Financer la transition par une fiscalité écologique et "juste"

Reste à financer cette transition évaluée à 20 milliards d'euros d'investissements par an. La Banque publique d'investissement sera "la banque de la transition" : ses financements devront être adaptés aux petites entreprises "avec des seuils minimaux abaissés". Il a par ailleurs évoqué la tenue en 2014 d'une "conférence bancaire et financière de la transition énergétique", dont l'un des objectifs serait de mieux orienter l'épargne des Français vers la transition.

Le Président a également confirmé l'introduction d'une "assiette carbone" dans le projet de loi des finances 2014 qui est "un acte politique fort. Je l'assume", a-t-il souligné. Les arbitrages de cette contribution carbone sont toujours en cours, et son périmètre et sa trajectoire seront précisés le 25 septembre lors de la présentation du budget 2014.

Le Président souhaite une assiette carbone "juste, efficace et juridiquement incontestable", afin de "préserver" le pouvoir d'achat des ménages. "Il s'agit de financer la transition énergétique et donc de répartir ce qui aura été produit au bénéfice des ménages et des entreprises en termes de compensation par des baisses de prélèvements", a-t-il expliqué.
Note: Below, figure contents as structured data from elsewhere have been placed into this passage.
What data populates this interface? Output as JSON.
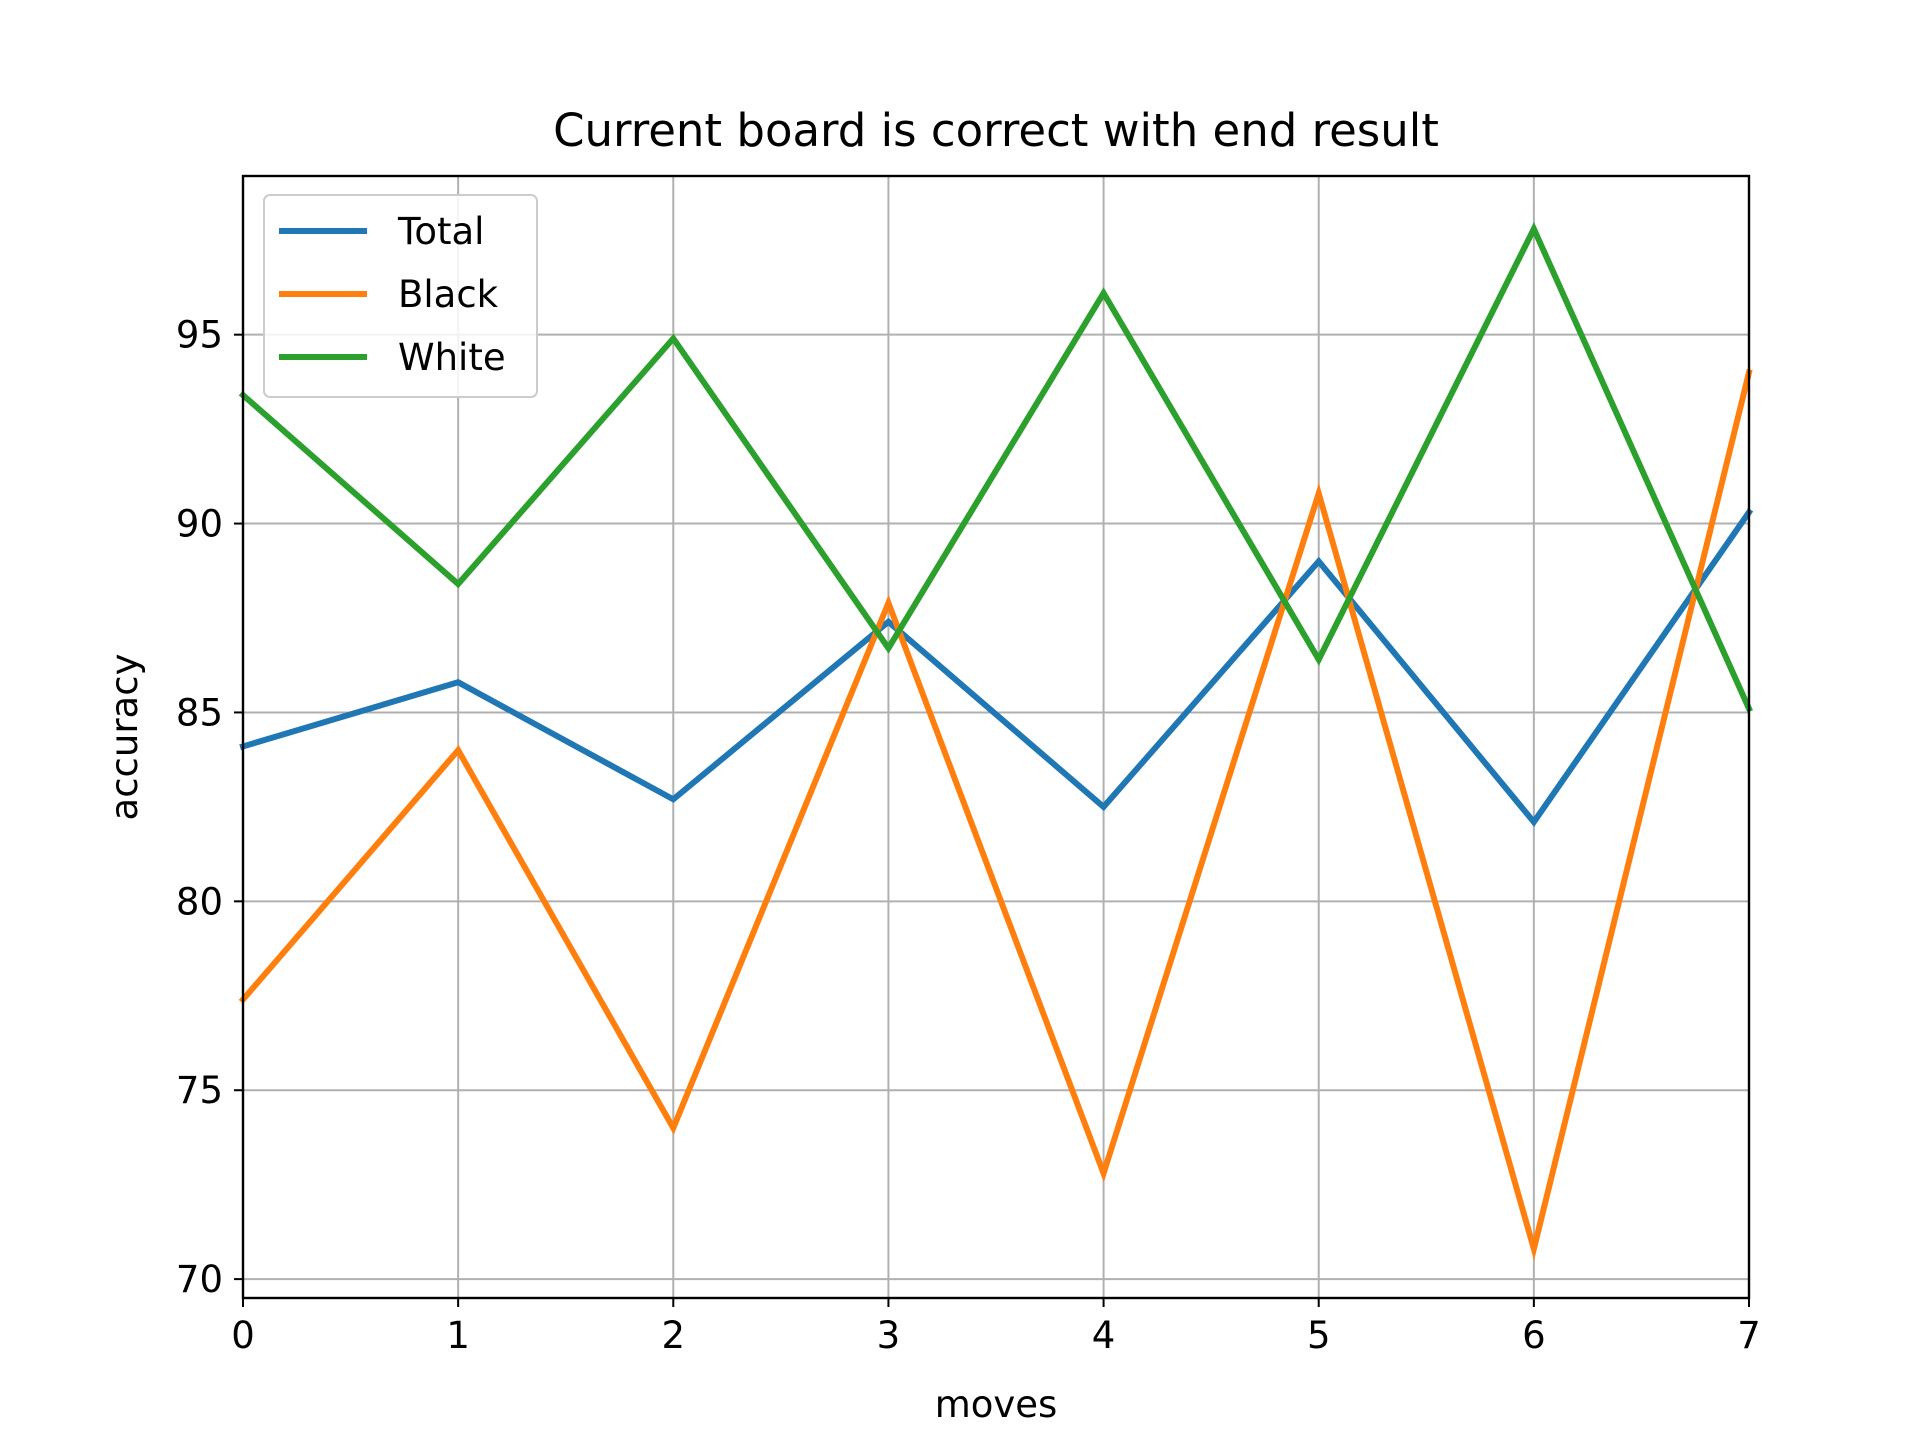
{
  "chart_data": {
    "type": "line",
    "title": "Current board is correct with end result",
    "xlabel": "moves",
    "ylabel": "accuracy",
    "x": [
      0,
      1,
      2,
      3,
      4,
      5,
      6,
      7
    ],
    "xlim": [
      0,
      7
    ],
    "ylim": [
      69.5,
      99.2
    ],
    "xticks": [
      "0",
      "1",
      "2",
      "3",
      "4",
      "5",
      "6",
      "7"
    ],
    "yticks": [
      "70",
      "75",
      "80",
      "85",
      "90",
      "95"
    ],
    "grid": true,
    "legend_position": "top-left",
    "series": [
      {
        "name": "Total",
        "color": "#1f77b4",
        "values": [
          84.1,
          85.8,
          82.7,
          87.4,
          82.5,
          89.0,
          82.1,
          90.3
        ]
      },
      {
        "name": "Black",
        "color": "#ff7f0e",
        "values": [
          77.4,
          84.0,
          74.0,
          87.9,
          72.8,
          90.8,
          70.8,
          94.0
        ]
      },
      {
        "name": "White",
        "color": "#2ca02c",
        "values": [
          93.4,
          88.4,
          94.9,
          86.7,
          96.1,
          86.4,
          97.8,
          85.1
        ]
      }
    ]
  }
}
François Hollande a réaffirmé qu'il ne s'agit "pas d'une fiscalité supplémentaire. C'est une nouvelle fiscalité qui pour les ménages se traduit par un certain nombre de gains identifiés" comme "la baisse de la TVA sur la rénovation thermique et le crédit d'impôt développement durable", a-t-il réitéré.

Pas un mot en revanche sur une hausse de la taxation du diesel en 2014, demandée par les écologistes. Le flou demeure tandis que ces derniers attendent que le Gouvernement passe aux actes.

Réactions1 réaction à cet article

 

L'épreuve des faits montrera certainement une autre réalité. Réduire la production nucléaire n'apporte en réalité aucun gain significatif en termes des risques. Qu'il y ait une, deux, trois ou quatre tranches nucléaires a un endroit ne signifie nullement qu'en cas de catastrophe elles soient toutes impactées.D'ailleur il faut noter que toutes précédentes catastrophes avec explosion ont toujours été des explosion de gaz combustible mais jamais des explosions atomiques: le principe de construction ayant rendu cette éventualité impossible. PAr contre réduire la puissance des réacteurs afin de rester SOUS LE SEUIL de risque de fusion du coeur nucléaire est autrement plus important et pertinent. Ce n'est pas la tendance aujourd'hui. Tout de même pouvoir continuer a produire et eviter un risque grave devrait être une priorité. Il suffit de penser a l'exemple japonnais ou la fusion du coeur (a plus de 2300°C) est le principal problème.Il faudrait rester sous le seuil des 1000MW environ. Dévelloper la voiture électrique est un exemple de fausse bonne solution. Dans le meilleur des cas ça revient à déplacer un problème.